🤖 AI Summary
This work addresses the limitations of existing remote sensing models in performing coherent multi-step reasoning across multi-scale spatial contexts, geographic structures, and multispectral indices. The authors propose a unified tool-augmented multimodal reasoning framework that trains a geospatial agent via supervised fine-tuning to conduct structured analysis by integrating satellite imagery with natural language queries. The core innovation lies in constructing the first large-scale geospatial multimodal training corpus annotated with explicit reasoning trajectories, coupled with integrated GIS operations and multispectral index computations (e.g., NDVI, NBR, NDBI). Evaluated across diverse tasks—including urban planning, environmental monitoring, disaster response, and infrastructure assessment—the model significantly outperforms strong baselines and achieves performance on par with state-of-the-art open- and closed-source systems.
📝 Abstract
Recent progress in multimodal reasoning has enabled agents that can interpret imagery, connect it with language, and perform structured analytical tasks.

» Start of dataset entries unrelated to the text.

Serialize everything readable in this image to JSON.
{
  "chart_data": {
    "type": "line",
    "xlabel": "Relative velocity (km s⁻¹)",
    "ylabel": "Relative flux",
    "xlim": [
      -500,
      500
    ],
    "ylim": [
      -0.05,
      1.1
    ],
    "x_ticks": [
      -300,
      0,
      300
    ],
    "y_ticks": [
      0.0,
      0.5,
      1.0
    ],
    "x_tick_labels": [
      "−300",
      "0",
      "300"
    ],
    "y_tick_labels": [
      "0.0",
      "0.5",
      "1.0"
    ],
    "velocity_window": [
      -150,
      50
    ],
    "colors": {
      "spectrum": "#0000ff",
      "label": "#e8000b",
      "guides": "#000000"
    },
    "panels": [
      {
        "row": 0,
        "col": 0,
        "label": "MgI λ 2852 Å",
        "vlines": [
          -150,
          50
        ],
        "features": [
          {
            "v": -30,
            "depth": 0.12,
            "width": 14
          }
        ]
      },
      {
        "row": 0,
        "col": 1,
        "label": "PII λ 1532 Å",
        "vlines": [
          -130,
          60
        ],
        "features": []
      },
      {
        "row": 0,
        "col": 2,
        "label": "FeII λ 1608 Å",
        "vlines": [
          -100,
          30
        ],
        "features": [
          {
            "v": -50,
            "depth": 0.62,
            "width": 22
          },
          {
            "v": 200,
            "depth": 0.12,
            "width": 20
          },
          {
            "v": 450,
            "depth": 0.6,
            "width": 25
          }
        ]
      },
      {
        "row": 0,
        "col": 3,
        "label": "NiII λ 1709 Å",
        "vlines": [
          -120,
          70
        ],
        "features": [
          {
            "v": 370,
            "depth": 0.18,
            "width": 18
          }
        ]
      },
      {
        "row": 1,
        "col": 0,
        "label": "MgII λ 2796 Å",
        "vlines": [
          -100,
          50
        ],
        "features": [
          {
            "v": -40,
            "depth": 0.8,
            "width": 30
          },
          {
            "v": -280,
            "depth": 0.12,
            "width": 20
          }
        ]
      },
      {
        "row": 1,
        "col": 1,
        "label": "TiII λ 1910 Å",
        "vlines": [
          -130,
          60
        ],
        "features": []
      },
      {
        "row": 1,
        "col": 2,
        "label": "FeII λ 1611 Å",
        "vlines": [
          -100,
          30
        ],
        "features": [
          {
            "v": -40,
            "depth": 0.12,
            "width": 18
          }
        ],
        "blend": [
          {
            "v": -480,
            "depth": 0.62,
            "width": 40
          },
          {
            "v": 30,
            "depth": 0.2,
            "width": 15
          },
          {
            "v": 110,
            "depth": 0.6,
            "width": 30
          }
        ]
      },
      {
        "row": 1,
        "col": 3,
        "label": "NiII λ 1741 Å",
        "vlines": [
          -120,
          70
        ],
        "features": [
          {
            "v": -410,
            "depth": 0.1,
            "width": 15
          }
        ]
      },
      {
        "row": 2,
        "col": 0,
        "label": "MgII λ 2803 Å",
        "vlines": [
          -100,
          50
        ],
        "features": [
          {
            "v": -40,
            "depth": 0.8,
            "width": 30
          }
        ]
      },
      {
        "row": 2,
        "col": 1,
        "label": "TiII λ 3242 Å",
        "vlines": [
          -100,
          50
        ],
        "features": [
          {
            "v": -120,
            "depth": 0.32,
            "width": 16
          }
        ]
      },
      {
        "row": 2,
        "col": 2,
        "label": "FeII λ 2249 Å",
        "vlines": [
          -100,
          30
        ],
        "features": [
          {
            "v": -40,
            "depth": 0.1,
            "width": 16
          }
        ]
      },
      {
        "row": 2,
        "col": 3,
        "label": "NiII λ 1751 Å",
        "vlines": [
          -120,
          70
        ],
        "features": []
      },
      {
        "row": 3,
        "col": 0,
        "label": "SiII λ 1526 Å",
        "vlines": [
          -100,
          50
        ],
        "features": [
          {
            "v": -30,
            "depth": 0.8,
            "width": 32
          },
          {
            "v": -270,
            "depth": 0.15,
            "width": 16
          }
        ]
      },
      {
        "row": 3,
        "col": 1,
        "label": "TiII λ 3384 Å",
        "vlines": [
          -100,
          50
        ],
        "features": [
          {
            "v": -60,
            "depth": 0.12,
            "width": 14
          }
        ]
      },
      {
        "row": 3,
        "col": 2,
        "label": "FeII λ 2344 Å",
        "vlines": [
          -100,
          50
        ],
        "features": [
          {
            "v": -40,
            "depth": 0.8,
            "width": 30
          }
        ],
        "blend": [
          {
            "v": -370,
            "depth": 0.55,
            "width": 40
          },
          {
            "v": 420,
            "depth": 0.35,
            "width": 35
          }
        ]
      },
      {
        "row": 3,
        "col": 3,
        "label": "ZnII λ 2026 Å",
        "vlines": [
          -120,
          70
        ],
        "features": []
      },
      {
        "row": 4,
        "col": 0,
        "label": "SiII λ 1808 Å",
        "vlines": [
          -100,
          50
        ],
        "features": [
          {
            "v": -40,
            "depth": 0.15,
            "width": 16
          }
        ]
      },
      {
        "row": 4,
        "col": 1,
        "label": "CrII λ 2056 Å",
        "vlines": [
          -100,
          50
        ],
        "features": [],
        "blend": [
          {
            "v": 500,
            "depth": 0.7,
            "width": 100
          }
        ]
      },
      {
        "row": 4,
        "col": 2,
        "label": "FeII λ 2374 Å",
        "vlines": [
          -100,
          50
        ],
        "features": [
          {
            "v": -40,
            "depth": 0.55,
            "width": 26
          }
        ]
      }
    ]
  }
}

Extending such capabilities to the remote sensing domain remains challenging, as models must reason over spatial scale, geographic structures, and multispectral indices while maintaining coherent multi-step logic. To bridge this gap, OpenEarthAgent introduces a unified framework for developing tool-augmented geospatial agents trained on satellite imagery, natural-language queries, and detailed reasoning traces. The training pipeline relies on supervised fine-tuning over structured reasoning trajectories, aligning the model with verified multistep tool interactions across diverse analytical contexts. The accompanying corpus comprises 14,538 training and 1,169 evaluation instances, with more than 100K reasoning steps in the training split and over 7K reasoning steps in the evaluation split. It spans urban, environmental, disaster, and infrastructure domains, and incorporates GIS-based operations alongside index analyses such as NDVI, NBR, and NDBI. Grounded in explicit reasoning traces, the learned agent demonstrates structured reasoning, stable spatial understanding, and interpretable behaviour through tool-driven geospatial interactions across diverse conditions. We report consistent improvements over a strong baseline and competitive performance relative to recent open and closed-source models.